Blog by James McManus



This blog does not necessarily reflect the views and opinions of footytube or its partners.
HangTime (Chelsea) 2 years ago
For me, whenever playing fifa 12 or picking as all-star team, I do prefer the smaller guys in my attack.
------------aguero--
Hazard---iniesta---hulk
---------xavi----essien-
Cole---terry---luiz---lamn
-----------cech------

So pretty much the only players who got to have a little size and height are the defensive mid and central back.

Being 5'7'' like mata is not that short. Mata can still compete with those who are 5'10'' and only have a disadvantage against 6ftplus tall players. The biggest thing is that mata plays wing or attacking mid, two positions where size does not matter as much as the other positions.
For ramirez, I remember a commentary said, "he is built like a stick. " but, he is a very strong player who can hold the ball against yaya toure.
I am 5'3''.... 160cm tall. I played at the college level in america and it was hard to compete against bigger guys. I played central mid-two things....
1. We played a 4-4-2, which means that half the defensive responsibility in the central mid is mine.
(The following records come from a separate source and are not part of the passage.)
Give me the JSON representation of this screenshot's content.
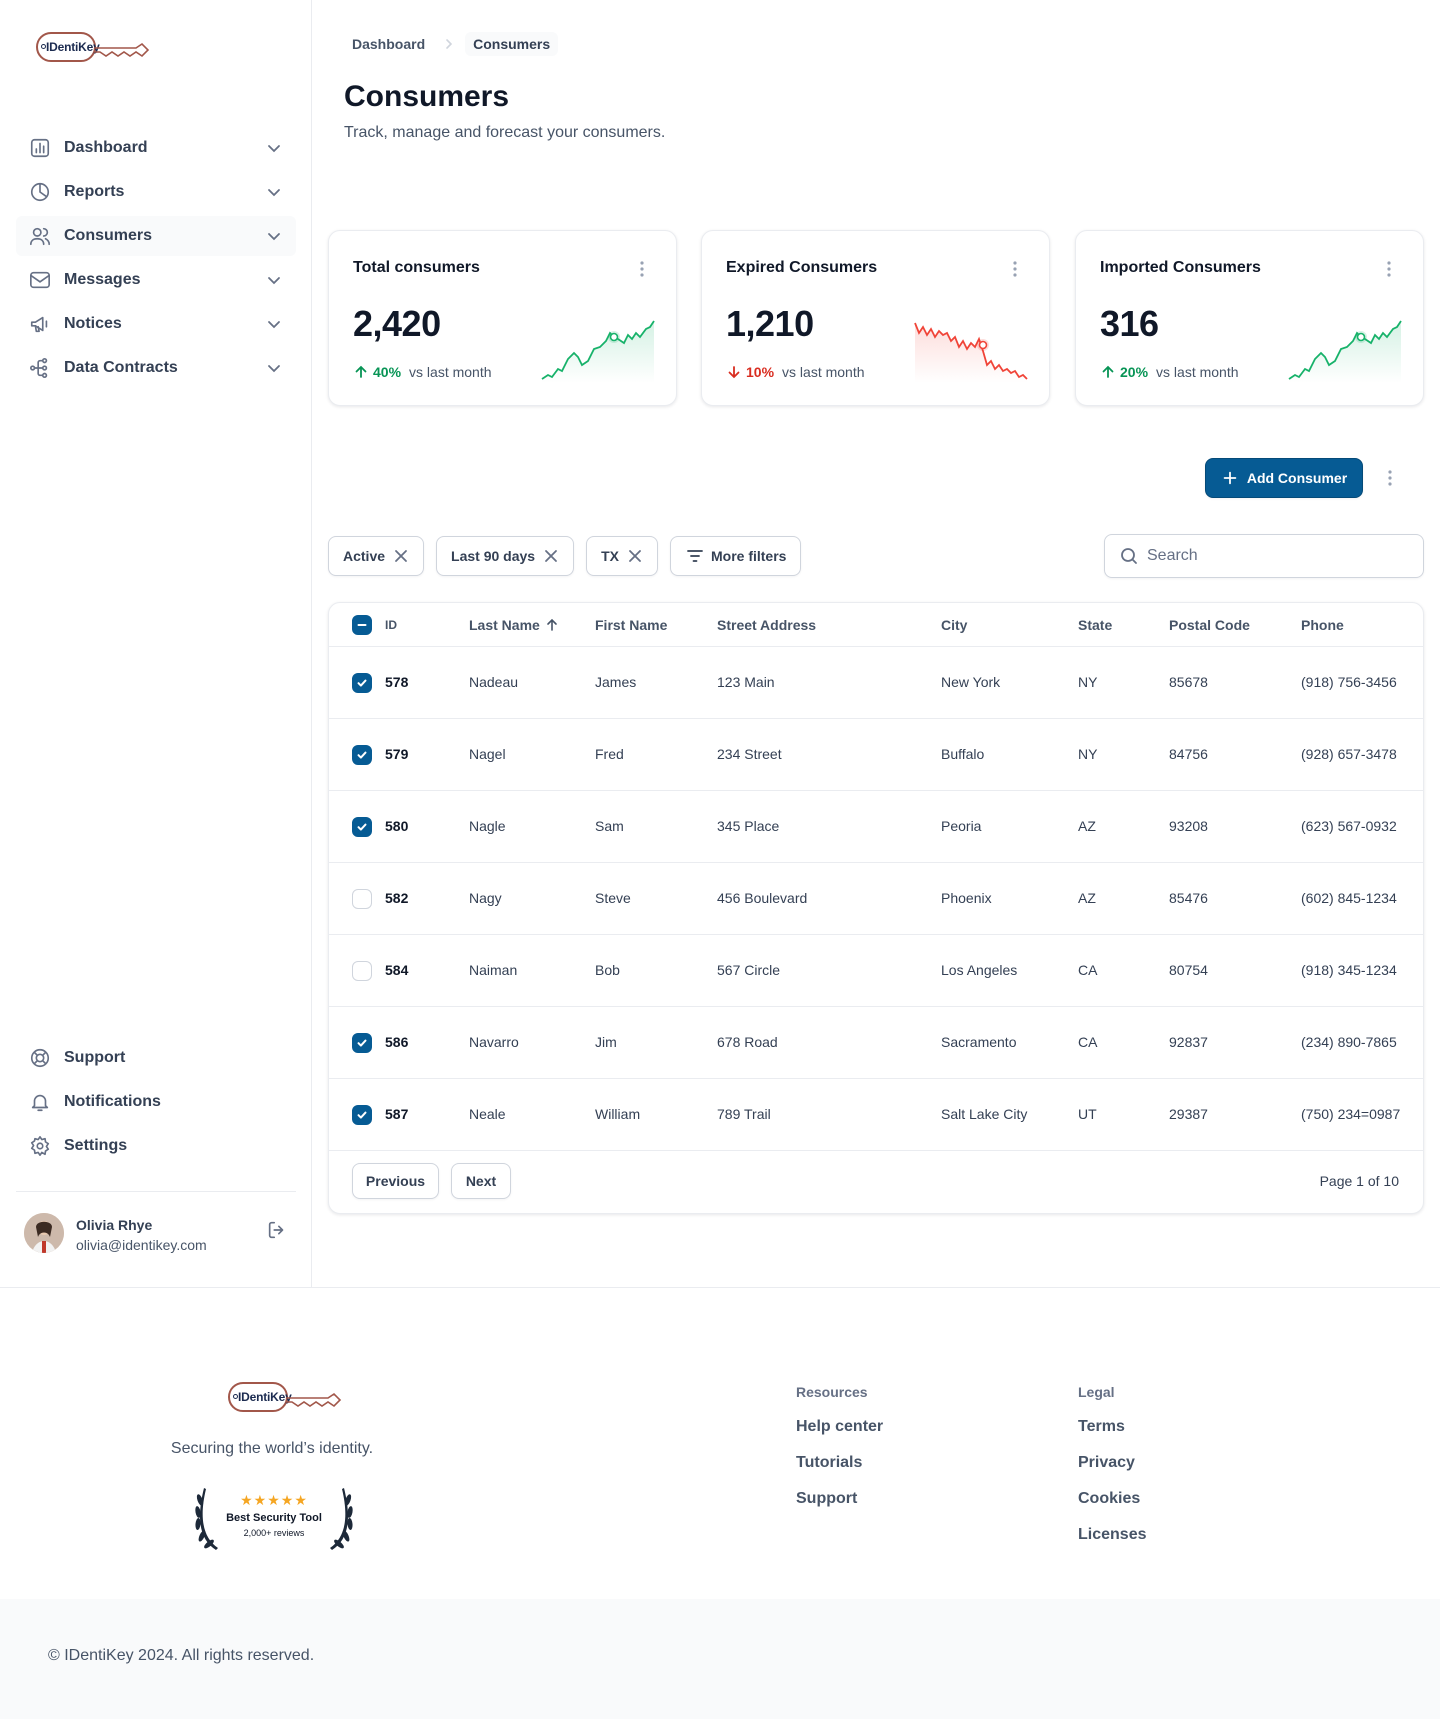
{
  "brand": {
    "name": "IDentiKey"
  },
  "sidebar": {
    "items": [
      {
        "label": "Dashboard",
        "icon": "bar-chart-icon"
      },
      {
        "label": "Reports",
        "icon": "pie-chart-icon"
      },
      {
        "label": "Consumers",
        "icon": "users-icon"
      },
      {
        "label": "Messages",
        "icon": "mail-icon"
      },
      {
        "label": "Notices",
        "icon": "megaphone-icon"
      },
      {
        "label": "Data Contracts",
        "icon": "dataflow-icon"
      }
    ],
    "bottom_items": [
      {
        "label": "Support",
        "icon": "life-buoy-icon"
      },
      {
        "label": "Notifications",
        "icon": "bell-icon"
      },
      {
        "label": "Settings",
        "icon": "gear-icon"
      }
    ],
    "user": {
      "name": "Olivia Rhye",
      "email": "olivia@identikey.com"
    }
  },
  "breadcrumb": {
    "parent": "Dashboard",
    "current": "Consumers"
  },
  "page": {
    "title": "Consumers",
    "subtitle": "Track, manage and forecast your consumers."
  },
  "cards": [
    {
      "title": "Total consumers",
      "value": "2,420",
      "pct": "40%",
      "direction": "up",
      "label": "vs last month",
      "color": "#079455"
    },
    {
      "title": "Expired Consumers",
      "value": "1,210",
      "pct": "10%",
      "direction": "down",
      "label": "vs last month",
      "color": "#d92d20"
    },
    {
      "title": "Imported Consumers",
      "value": "316",
      "pct": "20%",
      "direction": "up",
      "label": "vs last month",
      "color": "#079455"
    }
  ],
  "actions": {
    "add_label": "Add Consumer"
  },
  "filters": {
    "chips": [
      "Active",
      "Last 90 days",
      "TX"
    ],
    "more_label": "More filters",
    "search_placeholder": "Search"
  },
  "table": {
    "columns": [
      "ID",
      "Last Name",
      "First Name",
      "Street Address",
      "City",
      "State",
      "Postal Code",
      "Phone"
    ],
    "rows": [
      {
        "checked": true,
        "id": "578",
        "last": "Nadeau",
        "first": "James",
        "street": "123 Main",
        "city": "New York",
        "state": "NY",
        "postal": "85678",
        "phone": "(918) 756-3456"
      },
      {
        "checked": true,
        "id": "579",
        "last": "Nagel",
        "first": "Fred",
        "street": "234 Street",
        "city": "Buffalo",
        "state": "NY",
        "postal": "84756",
        "phone": "(928) 657-3478"
      },
      {
        "checked": true,
        "id": "580",
        "last": "Nagle",
        "first": "Sam",
        "street": "345 Place",
        "city": "Peoria",
        "state": "AZ",
        "postal": "93208",
        "phone": "(623) 567-0932"
      },
      {
        "checked": false,
        "id": "582",
        "last": "Nagy",
        "first": "Steve",
        "street": "456 Boulevard",
        "city": "Phoenix",
        "state": "AZ",
        "postal": "85476",
        "phone": "(602) 845-1234"
      },
      {
        "checked": false,
        "id": "584",
        "last": "Naiman",
        "first": "Bob",
        "street": "567 Circle",
        "city": "Los Angeles",
        "state": "CA",
        "postal": "80754",
        "phone": "(918) 345-1234"
      },
      {
        "checked": true,
        "id": "586",
        "last": "Navarro",
        "first": "Jim",
        "street": "678 Road",
        "city": "Sacramento",
        "state": "CA",
        "postal": "92837",
        "phone": "(234) 890-7865"
      },
      {
        "checked": true,
        "id": "587",
        "last": "Neale",
        "first": "William",
        "street": "789 Trail",
        "city": "Salt Lake City",
        "state": "UT",
        "postal": "29387",
        "phone": "(750) 234=0987"
      }
    ],
    "pagination": {
      "previous": "Previous",
      "next": "Next",
      "info": "Page 1 of 10"
    }
  },
  "footer": {
    "tagline": "Securing the world’s identity.",
    "badge": {
      "stars": "★★★★★",
      "title": "Best Security Tool",
      "sub": "2,000+ reviews"
    },
    "resources": {
      "title": "Resources",
      "links": [
        "Help center",
        "Tutorials",
        "Support"
      ]
    },
    "legal": {
      "title": "Legal",
      "links": [
        "Terms",
        "Privacy",
        "Cookies",
        "Licenses"
      ]
    },
    "copyright": "© IDentiKey 2024. All rights reserved."
  }
}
Defending is definitely not my strong trait.
2. It's american soccer. Americans takes more chances, loses the ball more often, which means that I will have to fight for the ball more often. I cannot win a 50/50 ball against a 5'10'' plus guy, he can easily body me away.
You can guess it that I did not get much playing time in college. I'm glad to be back home doing pick up soccer with friends who are my height.... Hahaha. (home is still america but friends are asians like me)
Being a small player, I prefer to keep the ball and keep it simple. I hate strikers or other players on my team who try to do too much, loses the ball, and I have to run back and defend.

In conclusion, I think that smaller players excel in the attacking mid and even winger positions b/c they are more comfortble with the ball at their feet (IMO). Smaller players should not play central mid in a 4-4-2 position.

Sorry for my grammer and etc. English is my second language.